Pensando en voz alta

Jaime Bedoya
Columnista

* Con tanta especulación en cuanto a que el virus fue creado criminalmente, para joder la economía de algún país, cosa que es posible dadas las aberrantes ambiciones de la bestia humana, formen una especie de corte internacional como la de Roma que investigue, juzgue y sancione países o personas que así se comporten; o agreguen un capítulo al Estatuto de Roma para que en adelante nada quede impune. La experiencia de ese organismo, ha sido de bulto, muy valiosa en el combate de los crímenes que hasta el 2007, burlaban la justicia por falta de un mecanismo coercitivo. En Colombia, los delincuentes de toda laya, tiemblan con la sola posibilidad de que la CPI, cobre competencia sobre ellos.

Ese nuevo código deberá contener las medidas universales, inmediatas y obligatorias que todos los Estados aplicarán, cuando se produzca el primer brote: Cerrar puertos, aeropuertos, carreteras, fronteras, instituciones y prohibir el turismo. En fin, confinar a tiempo, la población en las cuatro paredes de su casa.
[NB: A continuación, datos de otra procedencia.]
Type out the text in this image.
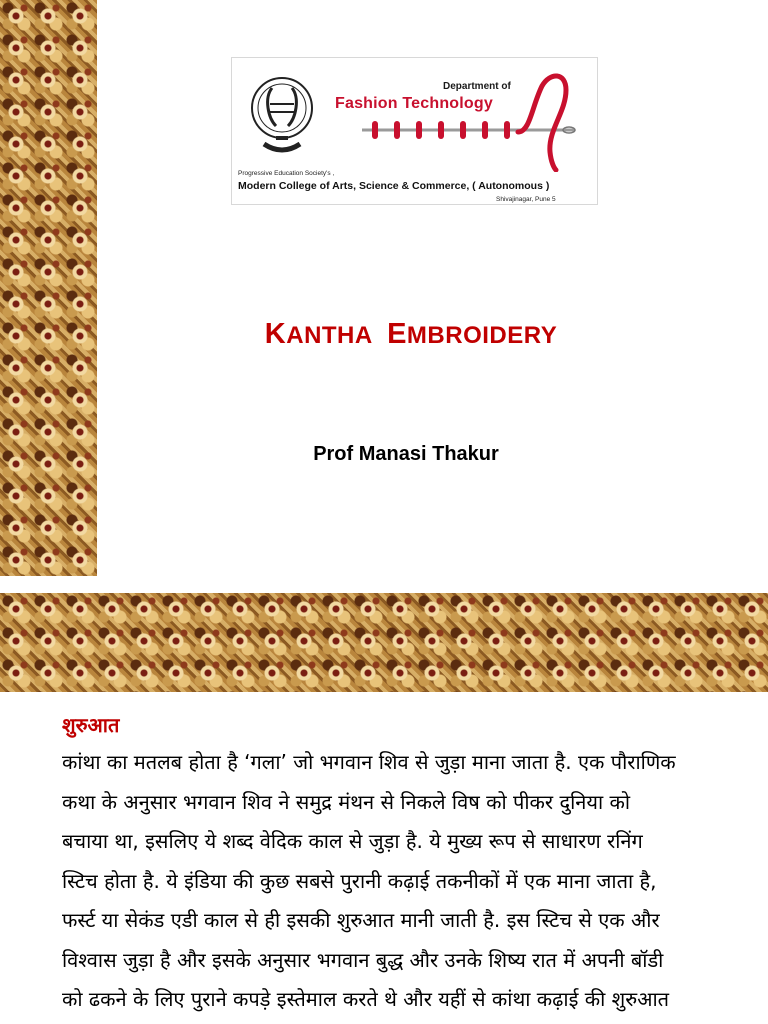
Department of
Fashion Technology
Progressive Education Society's ,
Modern College of Arts, Science & Commerce, ( Autonomous )
Shivajinagar, Pune 5
KANTHA EMBROIDERY
Prof Manasi Thakur
शुरुआत

कांथा का मतलब होता है ‘गला’ जो भगवान शिव से जुड़ा माना जाता है. एक पौराणिक
कथा के अनुसार भगवान शिव ने समुद्र मंथन से निकले विष को पीकर दुनिया को
बचाया था, इसलिए ये शब्द वेदिक काल से जुड़ा है. ये मुख्य रूप से साधारण रनिंग
स्टिच होता है. ये इंडिया की कुछ सबसे पुरानी कढ़ाई तकनीकों में एक माना जाता है,
फर्स्ट या सेकंड एडी काल से ही इसकी शुरुआत मानी जाती है. इस स्टिच से एक और
विश्वास जुड़ा है और इसके अनुसार भगवान बुद्ध और उनके शिष्य रात में अपनी बॉडी
को ढकने के लिए पुराने कपड़े इस्तेमाल करते थे और यहीं से कांथा कढ़ाई की शुरुआत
Habrá de crearse un fondo económico de solidaridad para atender a las personas y naciones más vulnerables y destinar un rubro para la investigación científica. Prohibirse la fabricación de armas, más allá de los mínimos necesarios para la defensa de los estados. Proscribirse también la deforestación, las fumigaciones indiscriminadas, verter a los ríos agua sin purificar, las quemas y todo tipo de polución atmosférica.

Los científicos nos están recordando que las pandemias serán cíclicas y no respetan sexo, condición, edad, religión, climas, zonas. Unos ataques serán más fuertes que otros, pero nos pondrán contra las cuerdas a la hora que quieran.

La solución está en nuestras manos: Respeto a la madre tierra, consumo racional y volcar todos los esfuerzos a la producción agrícola y energías limpias; distribución justa de la riqueza; oportunidades a todos los habitantes de la tierra para vivir con dignidad y sanas políticas de reproducción humana.    

Urge también un currículo universal para formar a las nuevas generaciones en los principios éticos y morales comunes a la humanidad, que fundamenten y privilegien la condición del Ser sobre el Tener y establezca conceptos científicos unificados entorno a la ecología para salvar la tierra o posponer la hecatombe final.

*Don Marcial Navarro merece el tributo que le está brindando Pereira, pues nadie más indicado para homenajes que quien generó tanto empleo digno. Paz en su tumba.